When police got there, they claimed that Osagie had a knife that he refused to put down. When he walked toward the officers, they claimed that a Taser had no impact on him, so they shot and killed him right there on the spot. This past week, the family announced their intention to file a lawsuit against the police department for abandoning multiple protocols when their son was confronted and killed.

Over the past five years, I’ve closely studied thousands of police shootings and seen a trend of black families under duress calling 911 during a mental health emergency, only for their loved one to be killed by police as a result. Of course, when a black family calls 911 for support in a mental health emergency and it goes well, that doesn’t make the news. But the fact remains that in general, black families remain skeptical of calling the police for help under any circumstance — and fatal encounters like the one experienced by the Osagie family confirm those doubts.

Black families remain skeptical of calling the police for help under any circumstance — and fatal encounters like the one experienced by the Osagie family confirm those doubts.

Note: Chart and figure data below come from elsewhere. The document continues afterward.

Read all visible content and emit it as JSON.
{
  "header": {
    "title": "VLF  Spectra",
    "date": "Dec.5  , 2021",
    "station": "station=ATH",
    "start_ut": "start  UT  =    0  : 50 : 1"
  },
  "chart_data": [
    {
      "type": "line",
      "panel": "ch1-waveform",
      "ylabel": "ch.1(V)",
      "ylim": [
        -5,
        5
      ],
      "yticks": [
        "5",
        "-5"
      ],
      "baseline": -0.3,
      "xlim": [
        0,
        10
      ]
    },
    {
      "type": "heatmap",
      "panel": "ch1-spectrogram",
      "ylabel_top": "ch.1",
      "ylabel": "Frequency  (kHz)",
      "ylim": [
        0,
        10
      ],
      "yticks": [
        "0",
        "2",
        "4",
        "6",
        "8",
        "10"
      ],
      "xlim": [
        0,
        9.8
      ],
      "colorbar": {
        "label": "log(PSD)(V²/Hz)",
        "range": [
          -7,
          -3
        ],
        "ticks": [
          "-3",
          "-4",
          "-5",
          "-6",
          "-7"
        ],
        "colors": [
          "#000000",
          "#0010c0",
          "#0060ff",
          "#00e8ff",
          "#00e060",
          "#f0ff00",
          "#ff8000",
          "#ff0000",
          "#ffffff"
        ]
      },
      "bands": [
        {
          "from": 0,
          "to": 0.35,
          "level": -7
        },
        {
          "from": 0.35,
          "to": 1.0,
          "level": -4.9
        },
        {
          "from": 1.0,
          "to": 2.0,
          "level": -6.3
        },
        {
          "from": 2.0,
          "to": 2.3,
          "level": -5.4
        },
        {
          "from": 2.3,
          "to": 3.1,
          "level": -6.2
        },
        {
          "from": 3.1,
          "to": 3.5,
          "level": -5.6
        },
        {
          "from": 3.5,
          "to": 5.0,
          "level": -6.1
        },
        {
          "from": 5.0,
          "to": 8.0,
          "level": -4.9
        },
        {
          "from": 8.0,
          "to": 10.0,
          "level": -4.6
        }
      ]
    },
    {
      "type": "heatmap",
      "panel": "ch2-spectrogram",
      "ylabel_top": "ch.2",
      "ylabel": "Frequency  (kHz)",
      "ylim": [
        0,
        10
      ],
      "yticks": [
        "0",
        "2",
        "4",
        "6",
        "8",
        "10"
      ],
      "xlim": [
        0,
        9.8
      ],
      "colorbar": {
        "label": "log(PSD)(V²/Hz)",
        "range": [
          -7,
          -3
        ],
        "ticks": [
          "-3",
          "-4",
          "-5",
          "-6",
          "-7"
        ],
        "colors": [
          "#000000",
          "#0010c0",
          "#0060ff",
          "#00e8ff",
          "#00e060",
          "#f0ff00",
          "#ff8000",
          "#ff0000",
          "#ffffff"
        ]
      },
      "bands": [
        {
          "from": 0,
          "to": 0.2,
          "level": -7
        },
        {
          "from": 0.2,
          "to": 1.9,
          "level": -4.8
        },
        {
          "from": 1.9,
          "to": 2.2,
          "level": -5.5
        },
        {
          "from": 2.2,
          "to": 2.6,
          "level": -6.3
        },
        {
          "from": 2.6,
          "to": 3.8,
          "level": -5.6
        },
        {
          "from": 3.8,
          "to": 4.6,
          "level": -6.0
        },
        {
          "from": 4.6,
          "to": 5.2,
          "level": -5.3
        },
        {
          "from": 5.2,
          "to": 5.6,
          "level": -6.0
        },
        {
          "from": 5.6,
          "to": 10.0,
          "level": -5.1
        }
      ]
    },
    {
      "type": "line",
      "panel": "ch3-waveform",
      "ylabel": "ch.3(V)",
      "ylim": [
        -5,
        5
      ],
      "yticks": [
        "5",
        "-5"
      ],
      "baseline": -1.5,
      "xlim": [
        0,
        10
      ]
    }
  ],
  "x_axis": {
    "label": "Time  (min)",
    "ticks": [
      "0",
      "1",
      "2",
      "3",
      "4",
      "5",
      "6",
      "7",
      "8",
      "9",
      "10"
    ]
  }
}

Police killings of people with mental illnesses are a huge problem for those of all races. Studies show that as many as 50 percent of people killed by American police had registered disabilities and that a huge percentage of those were people with mental illnesses. One study states that people with untreated mental illnesses are a staggering 16 times more likely to be shot and killed by police.

But African Americans are at even higher risk due to the racism in our country and in our police forces. Right now, outside of Atlanta, a trial is underway for the officer who shot and killed Anthony Hill, an Afghanistan war veteran who had a mental illness. Hill was not only unarmed, but he was also completely nude. He needed immediate medical attention. Instead, he was fatally shot by an officer who claimed what officers often claim: that he feared for his life.

This past December, the city of New York paid the family of Deborah Danner — a 66-year-old black woman with a long history of mental illness, who was also completely nude and in her own home — $2 million after an New York Police Department officer shot and killed her. She, too, needed medical help, but got bullets instead.

It is interesting how many times American police routinely find a way to push past such fears to peacefully arrest white mass shooters who were heavily armed and just slaughtered scores of people. For years, I used to advocate for police to receive more training to prevent the shooting deaths of people like Hill and Danner. Cut after seeing police from coast to coast routinely exercise so much restraint and patience when arresting armed white shooters, I’m no longer confident that training is the problem. Police seem fully capable of exercising restraint when they feel like it.

The list of black deaths is so long. This past May, Pamela Turner, a 44-year-old black woman experiencing a mental health crisis was shot and killed by police in Texas. In Oklahoma this past April, 17-year-old Isaiah Lewis, also naked and in a mental health crisis, was shot and killed by police. This past June, Taun Hall called 911 for support with her 23-year-old-son, Miles, who had a mental illness. Police shot and killed him. The latest research suggests that no single group of people is more likely to be killed by police than young black boys and men — registering even higher than white people with mental illnesses. Consequently, young black men with mental illnesses are in the single most at-risk category in the nation for fatal police violence.

People live with mental illness all over the world without being shot and killed by police. This happens, in great part, because police in many countries aren’t trained with a “shoot first, ask questions later” type of mentality. In fact, in many countries, it is the standard for mental health experts and nurses to travel with police on mental health calls. Those practices are already being deployed in a few places in the United States, but New York City Public Advocate Jumaane Willis is proposing a complete overhaul for the police response to mental health calls in our nation’s largest city. Last year, a staggering 180,000 unique calls were made to 911 in New York City for “emotionally disturbed persons.” But 78 percent of NYPD officers haven’t even received training on how to handle the calls. That’s not going to work. They all need training, but Williams is proposing that expert mental health teams be dispatched to these calls.

No solutions to this crisis are simple, but the bottom line is that what we have right now is just not sustainable.